By Jessianne Wright EBS Contributor

BIG SKY – Ian Shives and his dog, Flapjack, have been training together for 10 months. In addition to the common obedience commands like “sit” and “come,” Flapjack has been learning how to follow his nose.

Together, Shives and Flapjack will slowly pass through a snow-filled area in a mock avalanche search, Shives paying close attention to Flapjack’s body language in order to confirm what he smells. “As he catches the scent, he’ll catch where it is strongest and start digging there,” Shives said.

Knowing he’ll be rewarded for finding people in the snow, Flapjack is moving into the advanced stages of his avalanche training, and Shives, in his third season as a member of Big Sky Resort ski patrol, has been with him every step of the way.

With a $750 award from the Erika Pankow Scholarship Fund, the duo will embark on the last phases of training in March to become an avalanche search team; they’ll attend a four-day training course offered by the American Avalanche Institute, at Grand Targhee Resort in Alta, Wyoming.

After completing the course, Shives hopes to return home prepared for the avalanche search certification test, which will likely be held at Yellowstone Club or Bridger Bowl Ski Area later in March.

“Hopefully by getting my dog, Flapjack, certified, it will not only help Big Sky at the resort, but in the community as well,” Shives said, adding that they could help with search and rescue efforts in addition to ski patrol.

Flapjack is the first dog Shives has trained in avalanche search. In fact, the suspected Australian shepherd-blue heeler cross is the first dog Shives has had since the family dog of his youth.

Three years ago, Shives was visiting his former hometown of Boise, Idaho, and stopped in at the local animal shelter where he used to volunteer. That’s when he met the 6-month-old Flapjack, who had been surrendered to the shelter along with his littermates. Shives ended up adopting the puppy, and the very next day they drove home to Big Sky.

“I thought he would be a pretty good dog to train to be an avalanche dog,” Shives said, describing Flapjack’s calm demeanor and how obedience training came with ease. “He learned things really quickly. It seemed like he wanted to learn.”

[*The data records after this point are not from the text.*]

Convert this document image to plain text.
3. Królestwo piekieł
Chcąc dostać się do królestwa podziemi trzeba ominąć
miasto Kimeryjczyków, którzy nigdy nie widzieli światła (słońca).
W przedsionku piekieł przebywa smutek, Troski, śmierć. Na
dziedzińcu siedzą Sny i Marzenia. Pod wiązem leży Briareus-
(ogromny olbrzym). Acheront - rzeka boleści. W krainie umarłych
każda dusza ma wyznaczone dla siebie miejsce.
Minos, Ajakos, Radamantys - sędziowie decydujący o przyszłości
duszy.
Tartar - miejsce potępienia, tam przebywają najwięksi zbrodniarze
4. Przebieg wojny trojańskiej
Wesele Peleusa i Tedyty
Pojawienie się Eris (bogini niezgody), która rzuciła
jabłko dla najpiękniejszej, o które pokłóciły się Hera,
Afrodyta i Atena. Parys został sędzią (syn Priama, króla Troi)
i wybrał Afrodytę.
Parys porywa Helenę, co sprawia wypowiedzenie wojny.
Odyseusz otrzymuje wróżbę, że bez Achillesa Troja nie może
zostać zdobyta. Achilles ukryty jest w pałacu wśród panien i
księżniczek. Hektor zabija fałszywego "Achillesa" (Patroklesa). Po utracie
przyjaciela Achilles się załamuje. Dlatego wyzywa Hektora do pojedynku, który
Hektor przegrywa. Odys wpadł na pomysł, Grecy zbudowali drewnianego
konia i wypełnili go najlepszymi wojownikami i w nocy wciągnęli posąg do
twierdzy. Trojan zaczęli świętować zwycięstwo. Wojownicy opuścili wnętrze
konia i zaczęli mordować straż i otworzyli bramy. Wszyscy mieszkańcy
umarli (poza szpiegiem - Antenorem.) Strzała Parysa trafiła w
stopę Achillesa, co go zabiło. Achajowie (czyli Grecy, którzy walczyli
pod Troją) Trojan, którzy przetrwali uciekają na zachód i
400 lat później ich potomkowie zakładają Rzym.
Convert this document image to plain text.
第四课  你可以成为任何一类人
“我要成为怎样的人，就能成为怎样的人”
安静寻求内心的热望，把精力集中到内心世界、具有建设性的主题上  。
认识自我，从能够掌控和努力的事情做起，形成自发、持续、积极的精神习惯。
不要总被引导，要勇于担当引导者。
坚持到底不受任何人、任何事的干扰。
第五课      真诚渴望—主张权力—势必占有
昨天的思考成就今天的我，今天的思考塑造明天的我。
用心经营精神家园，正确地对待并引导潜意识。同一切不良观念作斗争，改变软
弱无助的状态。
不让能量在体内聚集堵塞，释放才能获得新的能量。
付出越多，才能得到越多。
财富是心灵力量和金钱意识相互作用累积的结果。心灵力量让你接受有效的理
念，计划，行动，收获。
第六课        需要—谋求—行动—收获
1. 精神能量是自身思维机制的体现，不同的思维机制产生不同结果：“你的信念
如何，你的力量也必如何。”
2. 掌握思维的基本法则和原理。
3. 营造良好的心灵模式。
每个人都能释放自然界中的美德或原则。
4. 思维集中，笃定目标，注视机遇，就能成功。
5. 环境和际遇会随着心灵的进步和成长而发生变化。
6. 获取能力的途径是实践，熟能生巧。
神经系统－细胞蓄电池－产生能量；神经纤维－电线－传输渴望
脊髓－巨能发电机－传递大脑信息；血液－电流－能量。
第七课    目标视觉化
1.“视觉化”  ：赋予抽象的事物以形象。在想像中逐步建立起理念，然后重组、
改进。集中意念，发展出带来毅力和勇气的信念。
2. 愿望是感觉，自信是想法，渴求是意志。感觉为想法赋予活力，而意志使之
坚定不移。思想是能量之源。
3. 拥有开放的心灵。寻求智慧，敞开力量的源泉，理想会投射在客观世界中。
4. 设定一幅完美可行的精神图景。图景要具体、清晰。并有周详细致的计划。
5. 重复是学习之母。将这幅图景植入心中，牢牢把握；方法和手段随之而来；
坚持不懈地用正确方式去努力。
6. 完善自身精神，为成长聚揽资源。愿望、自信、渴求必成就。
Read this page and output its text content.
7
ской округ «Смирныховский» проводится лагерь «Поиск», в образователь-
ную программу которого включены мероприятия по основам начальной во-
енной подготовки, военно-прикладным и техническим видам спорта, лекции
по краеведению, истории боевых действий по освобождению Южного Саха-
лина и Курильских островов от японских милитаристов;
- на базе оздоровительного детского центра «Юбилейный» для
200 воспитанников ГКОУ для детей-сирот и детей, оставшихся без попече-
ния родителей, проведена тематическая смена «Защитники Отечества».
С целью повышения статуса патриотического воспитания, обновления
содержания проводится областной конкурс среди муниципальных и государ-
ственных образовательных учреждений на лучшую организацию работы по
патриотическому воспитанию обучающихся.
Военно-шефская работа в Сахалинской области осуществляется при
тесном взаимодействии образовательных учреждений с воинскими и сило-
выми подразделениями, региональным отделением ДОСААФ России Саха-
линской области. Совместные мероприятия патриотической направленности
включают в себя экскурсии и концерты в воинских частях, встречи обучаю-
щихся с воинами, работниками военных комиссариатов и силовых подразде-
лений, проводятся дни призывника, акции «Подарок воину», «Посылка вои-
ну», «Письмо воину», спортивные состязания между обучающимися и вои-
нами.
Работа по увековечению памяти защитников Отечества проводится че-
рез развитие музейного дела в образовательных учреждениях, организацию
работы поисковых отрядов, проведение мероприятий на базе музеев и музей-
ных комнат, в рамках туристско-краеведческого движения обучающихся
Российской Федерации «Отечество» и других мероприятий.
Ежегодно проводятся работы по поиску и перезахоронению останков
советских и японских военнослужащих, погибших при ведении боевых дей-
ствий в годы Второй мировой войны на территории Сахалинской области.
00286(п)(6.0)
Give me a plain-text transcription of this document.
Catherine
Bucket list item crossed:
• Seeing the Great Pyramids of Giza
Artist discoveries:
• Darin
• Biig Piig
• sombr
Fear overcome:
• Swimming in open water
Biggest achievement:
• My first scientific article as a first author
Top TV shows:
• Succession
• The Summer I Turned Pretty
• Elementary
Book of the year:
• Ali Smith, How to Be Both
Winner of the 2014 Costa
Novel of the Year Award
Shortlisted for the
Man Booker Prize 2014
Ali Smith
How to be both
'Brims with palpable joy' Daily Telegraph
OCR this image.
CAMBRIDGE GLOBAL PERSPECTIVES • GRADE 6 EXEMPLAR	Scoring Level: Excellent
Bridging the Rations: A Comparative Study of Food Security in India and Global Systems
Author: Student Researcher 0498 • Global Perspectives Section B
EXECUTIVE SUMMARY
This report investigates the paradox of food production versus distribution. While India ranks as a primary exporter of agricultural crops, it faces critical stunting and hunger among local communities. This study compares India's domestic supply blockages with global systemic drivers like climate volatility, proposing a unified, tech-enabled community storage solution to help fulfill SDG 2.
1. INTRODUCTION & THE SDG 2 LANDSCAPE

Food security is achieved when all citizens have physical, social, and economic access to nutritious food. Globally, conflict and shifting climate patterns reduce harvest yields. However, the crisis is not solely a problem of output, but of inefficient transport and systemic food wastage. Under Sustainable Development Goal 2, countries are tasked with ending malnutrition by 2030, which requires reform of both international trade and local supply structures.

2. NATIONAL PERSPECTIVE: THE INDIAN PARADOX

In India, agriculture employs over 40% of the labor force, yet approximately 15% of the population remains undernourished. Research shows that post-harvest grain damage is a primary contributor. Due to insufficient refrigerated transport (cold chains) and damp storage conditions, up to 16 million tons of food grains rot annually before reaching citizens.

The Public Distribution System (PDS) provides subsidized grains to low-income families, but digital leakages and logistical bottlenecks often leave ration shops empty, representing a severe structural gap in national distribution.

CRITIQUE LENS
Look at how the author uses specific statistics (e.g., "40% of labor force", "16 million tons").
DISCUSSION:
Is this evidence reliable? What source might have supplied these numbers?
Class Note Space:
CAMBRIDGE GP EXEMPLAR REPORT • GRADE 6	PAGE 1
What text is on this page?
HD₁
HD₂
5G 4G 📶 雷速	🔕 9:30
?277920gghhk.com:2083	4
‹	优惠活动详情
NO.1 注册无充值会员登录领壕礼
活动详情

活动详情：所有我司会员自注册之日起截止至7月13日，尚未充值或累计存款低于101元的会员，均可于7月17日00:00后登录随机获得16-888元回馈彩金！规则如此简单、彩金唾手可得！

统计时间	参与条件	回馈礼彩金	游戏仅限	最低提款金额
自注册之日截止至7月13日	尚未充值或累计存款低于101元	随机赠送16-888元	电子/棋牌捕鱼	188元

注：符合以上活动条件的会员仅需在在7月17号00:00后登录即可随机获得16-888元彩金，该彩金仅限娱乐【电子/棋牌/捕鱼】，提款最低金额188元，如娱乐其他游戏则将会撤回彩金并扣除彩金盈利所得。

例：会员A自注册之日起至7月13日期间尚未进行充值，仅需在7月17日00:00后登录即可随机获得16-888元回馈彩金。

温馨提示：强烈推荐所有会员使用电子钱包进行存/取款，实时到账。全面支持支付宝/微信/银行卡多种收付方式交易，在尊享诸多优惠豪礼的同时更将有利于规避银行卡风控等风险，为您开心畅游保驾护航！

About 3 1/2 years old, Flapjack is a little bit older than the two other avalanche dogs currently in training at Big Sky Resort, but Shives feels like age hasn’t been a setback, as all of the dogs are on the same track for progress.

Initially, Shives started Flapjack with runaways, where someone would hold onto Flapjack while Shives ran away from him and then hid in the snow. To encourage the dog to find him, Shives would play with Flapjack with a tug toy and get him really excited before running away. Once found, Shives would again play with the dog.

“They’re always looking for a human in the snow so that they can play,” Shives said.

As Flapjack advanced, Shives would introduce strangers as the runaway, eventually progressing to the point where Flapjack no longer watched someone run away from him. Now, Flapjack is working on full burials of strangers, where a volunteer that the dog is unfamiliar with hides in a snow cave and Shives and Flapjack must search the area in a grid to try to find the person.

“When we’re out there, I don’t know where the people are and he doesn’t know where the people are, so I have to read his body language and he has to read mine,” Shives said, adding that he can encourage Flapjack to move through an area or get his attention without saying a word. “The bond between the two of us definitely grows as we’re doing it.”

While this avalanche team is nearing certification, Shives knows that their training won’t ever be complete. “We’re constantly learning,” he said. “Dogs have their own personalities, they have good days and bad days like us.”